フロアを見渡せば確かにハンタース、白虎、死神、明星、騎士団と五大ギルド全てのグッズがあるようだ。面白そうなので隠密スキルを駆使したまま順にグッズを見ていく。
「(流石五大ギルド、こんな風に公式グッズなんか出してるんだな…。うわ、ハンタースと死神はブロマイドまで売ってる。しかも最上さんの売り切れてるし…アイドルか?)」
ハンタースと死神は顔で売っているようだが、騎士団と明星はご当地限定のようなお菓子などを売っていて、各ギルドによってグッズの違いが意外と出ている。
「(意外と面白いな。)…!」
順番に棚を見ていくと白虎ギルドのコーナーに入り、そこで魔獣化した大虎さんに似ている手のひらサイズのマスコットと白虎ギルドのマークが入ったキーチャームなどを見つけた。
「(この大虎さん可愛い。…これならポケットに仕舞っておけるサイズだし、チャームも付けていても周りにバレないよな…?うん、きっと大丈夫だ。)」
そっと自分に言い聞かせマスコットとチャームを手に取り、ふと横を向くとこちらもブロマイドを見つけた。
「(珍しい、魔獣化してるブロマイドだ…!これも買おう)」
三点グッズを抱えていざ会計に向かう。
「いらっしゃいませ!お預かりいたしまっ!?!?!?」
流石に会計の時は隠密を解除するしかないのでそのままレジに渡したのだが、店員さんに顔を見られバレてしまった。自身の口元に指を当て内緒にしてくれと合図を送ると真っ赤な顔でコクコクと頷いてくれた。
「お、ぁ、お預かりいたします…。あ、あの、水篠ハンター、ですよね?サインとか頂けませんか…?」
「黙っていて頂けるのなら大丈夫です」
「死んでも喋りません…!」
会計の合間にコソっと聞いてくる店員さんに仕方がない、と黙っている事と引き換えに承諾する。それにしても俺のサインなんて価値無くないか?

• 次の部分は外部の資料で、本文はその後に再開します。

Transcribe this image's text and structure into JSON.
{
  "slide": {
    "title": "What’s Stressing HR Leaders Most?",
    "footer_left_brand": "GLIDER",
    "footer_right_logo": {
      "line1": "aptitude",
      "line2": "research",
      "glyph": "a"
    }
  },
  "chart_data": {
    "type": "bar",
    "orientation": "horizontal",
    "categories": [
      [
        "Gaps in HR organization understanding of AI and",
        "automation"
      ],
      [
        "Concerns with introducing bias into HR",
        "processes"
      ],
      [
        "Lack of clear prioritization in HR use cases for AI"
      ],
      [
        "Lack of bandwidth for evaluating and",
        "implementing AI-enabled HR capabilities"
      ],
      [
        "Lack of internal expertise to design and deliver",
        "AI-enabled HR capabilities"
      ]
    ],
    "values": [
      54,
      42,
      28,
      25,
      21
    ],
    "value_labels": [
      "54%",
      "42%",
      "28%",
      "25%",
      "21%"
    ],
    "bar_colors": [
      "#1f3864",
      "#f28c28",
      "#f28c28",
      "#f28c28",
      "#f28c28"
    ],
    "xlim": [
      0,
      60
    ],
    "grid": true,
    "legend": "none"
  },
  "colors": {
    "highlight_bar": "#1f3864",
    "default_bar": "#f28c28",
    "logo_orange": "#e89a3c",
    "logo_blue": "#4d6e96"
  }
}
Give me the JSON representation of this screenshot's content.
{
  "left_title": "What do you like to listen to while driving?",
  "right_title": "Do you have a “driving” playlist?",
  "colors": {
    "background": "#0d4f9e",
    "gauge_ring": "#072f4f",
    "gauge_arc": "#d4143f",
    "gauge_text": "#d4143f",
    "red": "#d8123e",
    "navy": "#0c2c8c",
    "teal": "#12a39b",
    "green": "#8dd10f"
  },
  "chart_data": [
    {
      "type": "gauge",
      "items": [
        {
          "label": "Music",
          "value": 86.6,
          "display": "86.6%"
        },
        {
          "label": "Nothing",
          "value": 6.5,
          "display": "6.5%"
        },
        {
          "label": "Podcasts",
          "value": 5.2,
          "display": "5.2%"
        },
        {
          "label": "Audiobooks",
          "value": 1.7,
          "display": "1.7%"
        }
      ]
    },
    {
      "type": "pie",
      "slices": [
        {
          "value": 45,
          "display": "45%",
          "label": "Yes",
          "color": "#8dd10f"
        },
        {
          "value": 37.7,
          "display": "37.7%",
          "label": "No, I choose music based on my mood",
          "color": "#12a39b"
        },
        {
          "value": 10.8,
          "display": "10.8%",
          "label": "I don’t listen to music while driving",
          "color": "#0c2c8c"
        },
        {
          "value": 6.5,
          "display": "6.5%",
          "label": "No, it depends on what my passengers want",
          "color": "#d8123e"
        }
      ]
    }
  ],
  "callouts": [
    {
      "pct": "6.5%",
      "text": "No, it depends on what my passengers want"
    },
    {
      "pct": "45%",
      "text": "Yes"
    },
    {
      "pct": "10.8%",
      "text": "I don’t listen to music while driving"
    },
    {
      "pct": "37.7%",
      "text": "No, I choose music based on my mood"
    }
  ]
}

そうしてサインと会計を済ませ、また隠密を使いながら店を出る。
***
「大虎さん!これ!こんなの売ってるのなら何で教えてくれなかったんですか!」
「なん…買ってきたのか」
大虎さんの家にお邪魔して早速買ったグッズとブロマイドを見せる俺にため息を吐く。
「しかもブロマイドまで…」
「そう、これ珍しいと思って。何で魔獣化の写真にしたんですか?」
売り場で疑問に思ったことを訊ねると困ったように苦笑して話し始める。
「…魔獣と同じだと言われていたのは旬も知っているだろう。今でこそ理解が深まってはいるが、未だに俺を怖がる人間はいる。…そこで少しでも恐怖心や差別を和らげようと白虎ギルドのメンバーがブロマイドはその姿が良い、と進言してくれてな。それで撮影してもらったんだ」
「…皆さん大虎さんの事を慕っているんですね」
「有難いことにな」
白虎ギルドの人たちの話をするときは柔らかい笑顔を浮かべて話す大虎さんに、俺はまだ知り合ってからの日も浅く差別されていた頃の大虎さんを知らないし、同じギルドマスターであるからこそこういった面は支えることが出来ない。だからこそ大虎さんに白虎ギルドという沢山の理解者がいて良かったと心から思った。